De Duitsers waren woedend. ‘Onacceptabel,’ zei de ene minister van Financiën van een deelstaat in Vrij Nederland. ‘Dit is belasting dumpen,’ vond een collega van een andere deelstaat. Ze eisten maatregelen. Het móét afgelopen zijn met deze ruïneuze concurrentie tussen landen van de Europese Unie. Ook Brussel was furieus. De EU kondigde aan te onderzoeken of dit een vorm van verboden staatssteun was. In 2001 sommeerde Brussel Nederland de regeling af te schaffen voor nieuwe bedrijven. De al bestaande constructies werden tot 2011 gedoogd.

Geheime groep

Nederland staat er sowieso gekleurd op in Europa. Eind 1999 verscheen het Primarolo-rapport, vernoemd naar de toenmalige Britse staatssecretaris van Financiën. De Europese werkgroep die zij voorzat, concludeerde in het spraakmakende document dat Nederland Europees koploper is in schadelijke belastingmaatregelen. ‘Pure jaloezie’, typeerde de kersverse staatssecretaris Wouter Bos (PvdA) de Europese kritiek eind 2000 in NRC Handelsblad. ‘We doen alles binnen de regels. Maar in Brussel gaat het niet om gelijk hebben, maar om gelijk krijgen.’ Het Financieele Dagblad legde eind 2012 bloot dat het ministerie van Financiën destijds een geheime groep van fiscale topambtenaren instelde om Nederland van de lijst te krijgen, in eigen kring de Barbapapa-groep gedoopt. Die club moest een huup-huup-barbatruc uitvinden: Europa zand in de ogen strooien door het uiterlijk van het fiscale stelsel te veranderen, zonder afbreuk te doen aan de voor Nederland gunstige kern. De missie slaagde.

‘We doen alles binnen de regels.’ Foto: Wiktor Dabkowski/ANP

Om Europa ter wille te zijn, paste Bos het rulingsysteem aan. Sindsdien maakt de Belas tingdienst voor elke multinational een afspraak op maat die aan alle internationale voorschriften voldoet. Het effect is, zeggen critici, dat het allemaal nog ondoorzichtiger is, omdat de afspraken geheim blijven en de regels zich voor vele interpretaties lenen.

Die rulings komen zelden aan het licht. Maar in een hoorzitting van het Britse parlement klapte een vertegenwoordiger van Starbucks in december 2012 uit de school. De Amerikaanse koffieketen ligt onder vuur omdat het enorme winsten boekt in Engeland, maar daar nauwelijks belasting betaalt en het geld wegsluist via een Nederlandse brievenbus. Op de vraag van een parlementariër of ze een speciale regeling hadden die ze toestond minder belastingen te betalen in Nederland, antwoordde de financiële baas: ‘Ja, we hebben daar een low-tax ruling.’

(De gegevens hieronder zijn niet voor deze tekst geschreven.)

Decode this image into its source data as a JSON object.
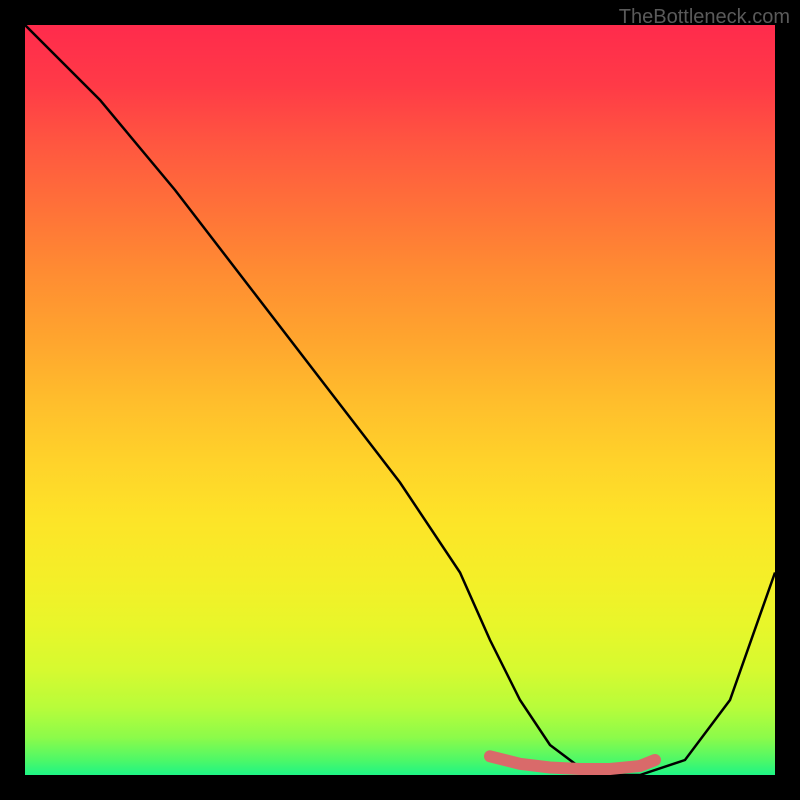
{
  "watermark": "TheBottleneck.com",
  "chart_data": {
    "type": "line",
    "title": "",
    "xlabel": "",
    "ylabel": "",
    "xlim": [
      0,
      100
    ],
    "ylim": [
      0,
      100
    ],
    "series": [
      {
        "name": "bottleneck-curve",
        "x": [
          0,
          4,
          10,
          20,
          30,
          40,
          50,
          58,
          62,
          66,
          70,
          74,
          78,
          82,
          88,
          94,
          100
        ],
        "values": [
          100,
          96,
          90,
          78,
          65,
          52,
          39,
          27,
          18,
          10,
          4,
          1,
          0,
          0,
          2,
          10,
          27
        ]
      }
    ],
    "highlight": {
      "name": "optimal-range",
      "x": [
        62,
        66,
        70,
        74,
        78,
        82,
        84
      ],
      "values": [
        2.5,
        1.5,
        1.0,
        0.8,
        0.8,
        1.2,
        2.0
      ]
    }
  }
}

En nog vond Den Haag het niet genoeg. Joop Wijn, staatssecretaris van Financiën tussen 2003 en 2006, zag het als zijn missie de ‘virtuele rode loper’ voor binnen- en buitenlandse investeerders uit te rollen. ‘Ondernemingen zullen ervaren dat het goed vestigen is in Nederland door het totale pakket aan vestigingsplaatsfactoren en door de fiscaliteit,’ beloofde hij in een opiniestuk in Het Financieele Dagblad. ‘We hebben de vaste intentie om in de topdrie van de shortlist te blijven. Ook als de concurrentie om vestigingen binnen Europa toeneemt.’ Vanwege dit beleid om Nederland fiscaal aantrekkelijk voor bedrijven te maken, werd Wijn door hét internationale blad voor de belastingwereld Tax Business in 2005 uitgeroepen tot een van de vijftig machtigste personen ter wereld op fiscaal gebied.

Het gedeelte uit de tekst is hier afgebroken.